Video

In Thai, Phuket devotees pierce their faces with swords and rods to cleanse their community: Video

The Thai island of Phuket has once again transformed into the epicentre of one of Southeast Asia’s most visually intense and spiritually extreme festivals, the Phuket Vegetarian Festival, where divine devotion meets acts of extreme endurance.

Running from October 21 to 29, the annual nine-day celebration honours the Nine Emperor Gods, celestial figures in Taoist belief. But beyond its name and its abstention from meat, the festival is most widely known for its intense rituals of self-mortification, performed in the name of spiritual purification and communal protection.

Footage from this year’s event captured by Viory shows dramatic scenes at the Bang Liao Shrine, where devotees known as 'Mah Song' or “Horses of the gods” entered trances believed to be guided by divine possession. In these altered states, participants had their cheeks pierced with swords, rods, tree branches, and even tools like axes and machetes.

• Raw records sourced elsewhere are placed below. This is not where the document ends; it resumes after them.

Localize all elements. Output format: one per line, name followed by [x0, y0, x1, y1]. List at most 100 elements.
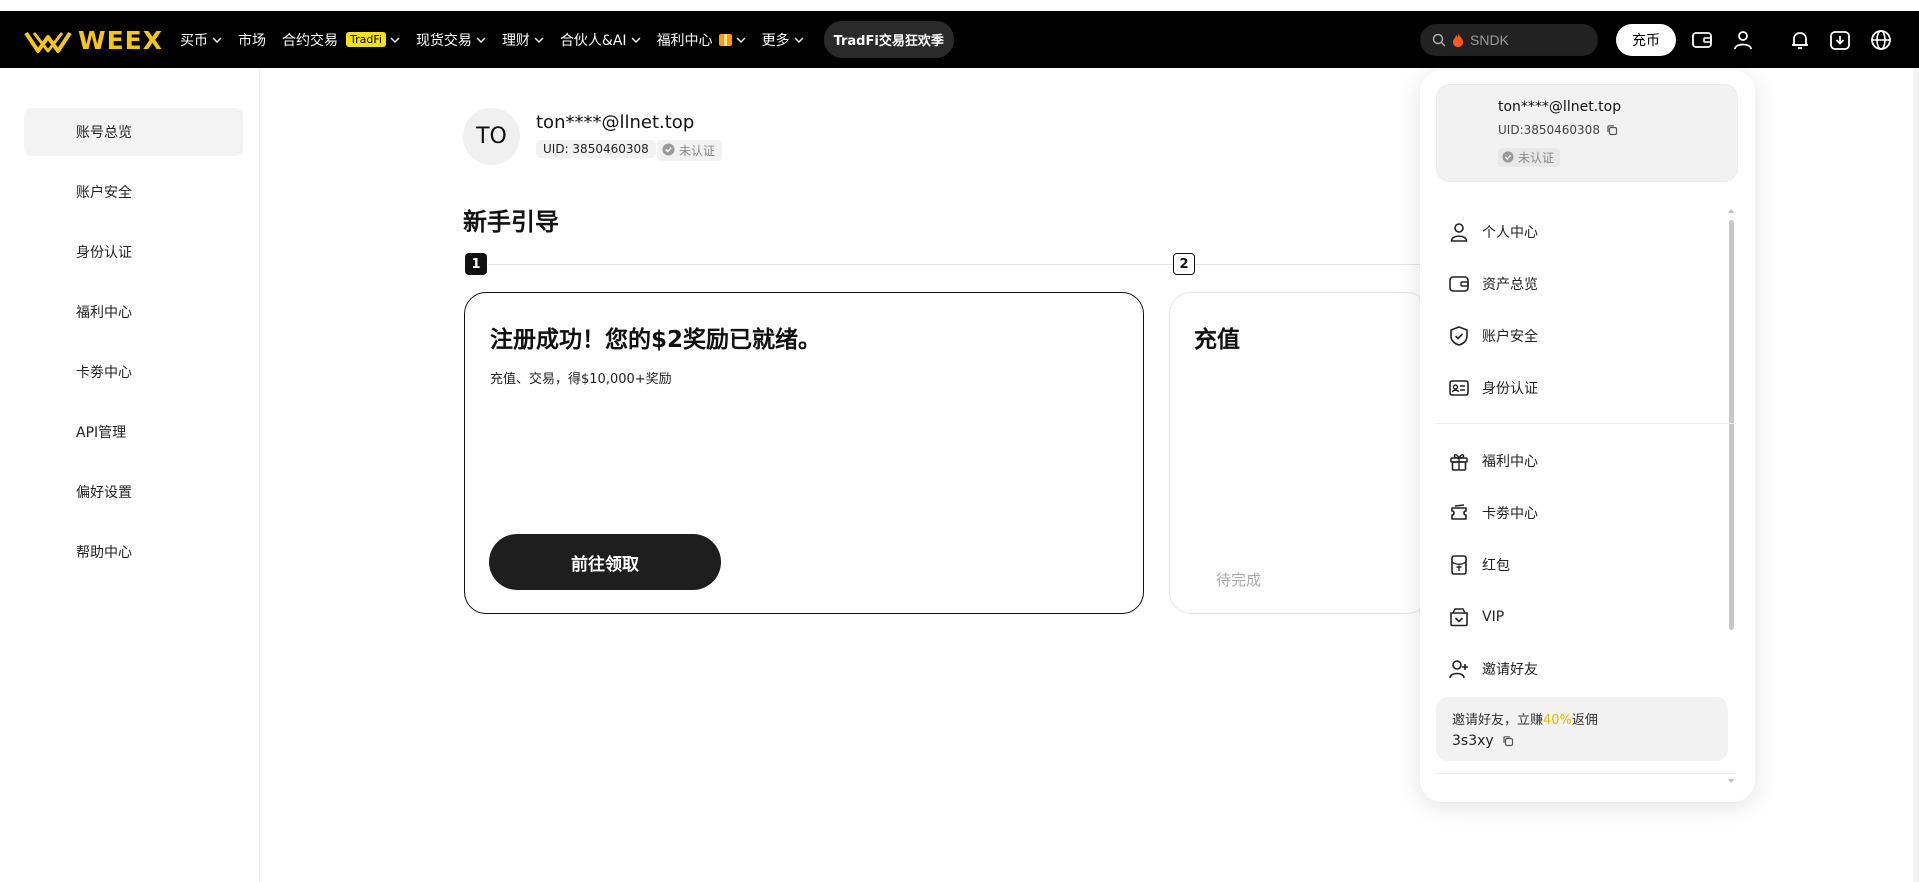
invite-promo-prefix: 邀请好友，立赚 — [1452, 713, 1544, 728]
step-card-status: 待完成 — [1216, 571, 1262, 589]
step-progress-line — [488, 264, 1428, 265]
invite-promo-card[interactable]: 邀请好友，立赚40%返佣 3s3xy — [1436, 697, 1728, 761]
menu-item-personal-center[interactable]: 个人中心 — [1448, 218, 1708, 246]
dropdown-email: ton****@llnet.top — [1498, 99, 1622, 115]
verification-status-text: 未认证 — [679, 144, 716, 158]
globe-icon[interactable] — [1869, 28, 1893, 52]
claim-reward-button[interactable]: 前往领取 — [489, 534, 721, 590]
sidebar-item-rewards[interactable]: 福利中心 — [24, 288, 243, 336]
nav-partner-ai[interactable]: 合伙人&AI — [560, 30, 641, 50]
sidebar-item-preferences[interactable]: 偏好设置 — [24, 468, 243, 516]
scroll-up-arrow-icon[interactable] — [1728, 209, 1734, 213]
menu-item-label: 红包 — [1482, 558, 1510, 574]
menu-item-account-security[interactable]: 账户安全 — [1448, 322, 1708, 350]
nav-rewards[interactable]: 福利中心 — [657, 30, 746, 50]
chevron-down-icon — [476, 37, 486, 43]
menu-item-label: 邀请好友 — [1482, 662, 1538, 678]
sidebar-item-help[interactable]: 帮助中心 — [24, 528, 243, 576]
user-dropdown-menu: ton****@llnet.top UID:3850460308 未认证 个人中… — [1420, 70, 1755, 802]
menu-item-assets[interactable]: 资产总览 — [1448, 270, 1708, 298]
weex-logo[interactable]: WEEX — [24, 26, 163, 55]
download-icon[interactable] — [1828, 28, 1852, 52]
sidebar-item-identity[interactable]: 身份认证 — [24, 228, 243, 276]
nav-buy-crypto[interactable]: 买币 — [180, 30, 222, 50]
menu-divider — [1436, 423, 1736, 424]
chevron-down-icon — [534, 37, 544, 43]
step-card-deposit: 充值 待完成 — [1169, 292, 1429, 614]
step-card-register: 注册成功！您的$2奖励已就绪。 充值、交易，得$10,000+奖励 前往领取 — [464, 292, 1144, 614]
verified-badge-icon — [662, 143, 675, 156]
search-icon — [1432, 33, 1446, 47]
step-number-2: 2 — [1173, 253, 1195, 275]
chevron-down-icon — [736, 37, 746, 43]
nav-earn[interactable]: 理财 — [502, 30, 544, 50]
dropdown-verification-badge[interactable]: 未认证 — [1498, 148, 1561, 167]
menu-item-label: 账户安全 — [1482, 329, 1538, 345]
chevron-down-icon — [794, 37, 804, 43]
sidebar-item-account-security[interactable]: 账户安全 — [24, 168, 243, 216]
invite-promo-suffix: 返佣 — [1571, 713, 1598, 728]
menu-item-label: 福利中心 — [1482, 454, 1538, 470]
copy-icon[interactable] — [1606, 124, 1618, 136]
menu-item-label: 卡劵中心 — [1482, 506, 1538, 522]
menu-item-red-packet[interactable]: 红包 — [1448, 551, 1708, 579]
scroll-down-arrow-icon[interactable] — [1728, 779, 1734, 783]
id-card-icon — [1449, 380, 1469, 396]
menu-item-identity[interactable]: 身份认证 — [1448, 374, 1708, 402]
search-input[interactable] — [1470, 32, 1590, 48]
nav-label: 合约交易 — [282, 32, 338, 49]
fire-icon — [1453, 33, 1463, 47]
menu-item-label: 身份认证 — [1482, 381, 1538, 397]
dropdown-user-card: ton****@llnet.top UID:3850460308 未认证 — [1436, 84, 1738, 182]
gift-icon — [718, 33, 732, 46]
nav-label: 福利中心 — [656, 32, 713, 49]
wallet-icon — [1449, 276, 1469, 292]
chevron-down-icon — [631, 37, 641, 43]
promo-button[interactable]: TradFi交易狂欢季 — [823, 21, 954, 58]
wallet-icon[interactable] — [1690, 28, 1714, 52]
bell-icon[interactable] — [1788, 28, 1812, 52]
user-icon — [1450, 223, 1468, 242]
menu-item-label: VIP — [1482, 609, 1505, 625]
nav-label: 理财 — [501, 32, 530, 49]
invite-promo-highlight: 40% — [1543, 713, 1572, 728]
menu-item-vip[interactable]: VIP — [1448, 603, 1708, 631]
sidebar-item-coupons[interactable]: 卡劵中心 — [24, 348, 243, 396]
menu-item-rewards[interactable]: 福利中心 — [1448, 447, 1708, 475]
page-scrollbar[interactable] — [1913, 68, 1919, 882]
menu-item-invite-friends[interactable]: 邀请好友 — [1448, 655, 1708, 683]
deposit-button[interactable]: 充币 — [1616, 24, 1676, 56]
user-email: ton****@llnet.top — [536, 112, 695, 133]
verified-badge-icon — [1502, 151, 1514, 163]
verification-status-badge[interactable]: 未认证 — [657, 140, 723, 161]
tradfi-tag: TradFi — [346, 32, 386, 47]
uid-badge: UID: 3850460308 — [536, 140, 656, 158]
menu-item-coupons[interactable]: 卡劵中心 — [1448, 499, 1708, 527]
sidebar-item-api[interactable]: API管理 — [24, 408, 243, 456]
vip-icon — [1450, 608, 1468, 627]
nav-markets[interactable]: 市场 — [238, 30, 266, 50]
chevron-down-icon — [212, 37, 222, 43]
sidebar-item-account-overview[interactable]: 账号总览 — [24, 108, 243, 156]
dropdown-scrollbar[interactable] — [1729, 220, 1734, 630]
top-navigation-bar: WEEX 买币 市场 合约交易 TradFi 现货交易 理财 合伙人&AI 福利… — [0, 11, 1919, 68]
nav-label: 现货交易 — [415, 32, 472, 49]
top-strip — [0, 0, 1919, 11]
menu-divider — [1436, 773, 1736, 774]
user-icon[interactable] — [1731, 28, 1755, 52]
shield-icon — [1450, 326, 1468, 346]
gift-icon — [1450, 454, 1468, 471]
search-box[interactable] — [1420, 24, 1598, 56]
nav-futures[interactable]: 合约交易 TradFi — [282, 30, 400, 50]
dropdown-verification-text: 未认证 — [1518, 151, 1555, 165]
dropdown-uid: UID:3850460308 — [1498, 123, 1618, 137]
nav-more[interactable]: 更多 — [762, 30, 804, 50]
nav-label: 市场 — [238, 32, 266, 49]
guide-title: 新手引导 — [463, 208, 559, 236]
invite-code: 3s3xy — [1452, 733, 1514, 749]
copy-icon[interactable] — [1502, 735, 1514, 747]
menu-item-label: 个人中心 — [1482, 225, 1538, 241]
nav-label: 买币 — [180, 32, 208, 49]
step-number-1: 1 — [465, 253, 487, 275]
nav-spot[interactable]: 现货交易 — [416, 30, 486, 50]
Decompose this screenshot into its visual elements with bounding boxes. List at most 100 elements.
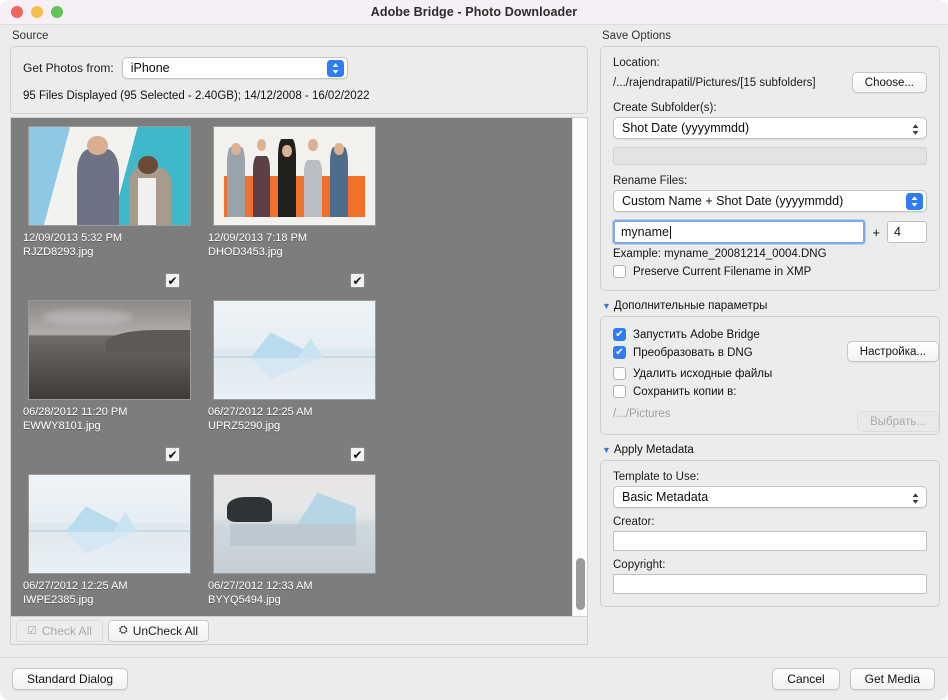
location-row: /.../rajendrapatil/Pictures/[15 subfolde… (613, 72, 927, 93)
thumbnail-image[interactable] (28, 474, 191, 574)
start-number-input[interactable]: 4 (887, 221, 927, 243)
uncheck-all-button[interactable]: ⛭ UnCheck All (107, 619, 210, 642)
scrollbar-thumb[interactable] (576, 558, 585, 610)
thumbnail-checkbox[interactable]: ✔ (350, 447, 365, 462)
custom-subfolder-field[interactable] (613, 147, 927, 165)
creator-label: Creator: (613, 516, 655, 528)
rename-files-value: Custom Name + Shot Date (yyyymmdd) (622, 194, 844, 208)
metadata-template-select[interactable]: Basic Metadata (613, 486, 927, 508)
check-all-button[interactable]: ☑ Check All (16, 619, 103, 642)
convert-dng-label: Преобразовать в DNG (633, 346, 753, 359)
rename-files-select[interactable]: Custom Name + Shot Date (yyyymmdd) (613, 190, 927, 212)
start-number-value: 4 (894, 225, 901, 239)
location-label: Location: (613, 57, 660, 69)
thumbnail-date: 12/09/2013 7:18 PM (208, 232, 308, 244)
get-media-button[interactable]: Get Media (849, 668, 935, 690)
advanced-options-panel: ✔ Запустить Adobe Bridge ✔ Преобразовать… (600, 316, 940, 435)
window-titlebar: Adobe Bridge - Photo Downloader (0, 0, 948, 25)
standard-dialog-button[interactable]: Standard Dialog (12, 668, 129, 690)
open-bridge-label: Запустить Adobe Bridge (633, 328, 760, 341)
copyright-input[interactable] (613, 574, 927, 594)
source-group-label: Source (12, 30, 49, 42)
apply-metadata-disclosure[interactable]: ▼ Apply Metadata (602, 444, 940, 456)
text-caret (669, 225, 671, 239)
chevron-updown-icon (326, 60, 344, 77)
disclosure-triangle-icon: ▼ (602, 301, 611, 311)
get-photos-label: Get Photos from: (23, 61, 114, 75)
apply-metadata-panel: Template to Use: Basic Metadata Creator:… (600, 460, 940, 607)
thumbnail-date: 12/09/2013 5:32 PM (23, 232, 123, 244)
save-copies-checkbox[interactable] (613, 385, 626, 398)
creator-input[interactable] (613, 531, 927, 551)
save-options-group-label: Save Options (602, 30, 672, 42)
delete-originals-checkbox[interactable] (613, 367, 626, 380)
source-column: Source Get Photos from: iPhone 95 Files … (10, 30, 588, 650)
thumbnail-cell[interactable]: 12/09/2013 5:32 PM RJZD8293.jpg ✔ (17, 124, 202, 298)
thumbnail-meta: 06/28/2012 11:20 PM EWWY8101.jpg (17, 405, 202, 433)
advanced-options-label: Дополнительные параметры (613, 300, 768, 312)
advanced-options-disclosure[interactable]: ▼ Дополнительные параметры (602, 300, 940, 312)
thumbnail-cell[interactable]: 06/27/2012 12:25 AM UPRZ5290.jpg ✔ (202, 298, 387, 472)
device-select[interactable]: iPhone (121, 57, 348, 79)
preserve-filename-row[interactable]: Preserve Current Filename in XMP (613, 265, 927, 278)
thumbnail-image[interactable] (28, 300, 191, 400)
thumbnail-filename: DHOD3453.jpg (208, 246, 283, 258)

Others were seen walking barefoot over burning embers, part of the traditional fire-walking ceremony.

According to tradition, the Mah Song’s pain-defying acts serve a purpose of absorbing bad luck and misfortune, protecting the community from evil spirits, and ensuring good fortune in the year to come.

Each day of the festival sees loud processions through the streets of Phuket Town, with devotees parading past shrines, firecrackers in the background, and the air thick with incense smoke.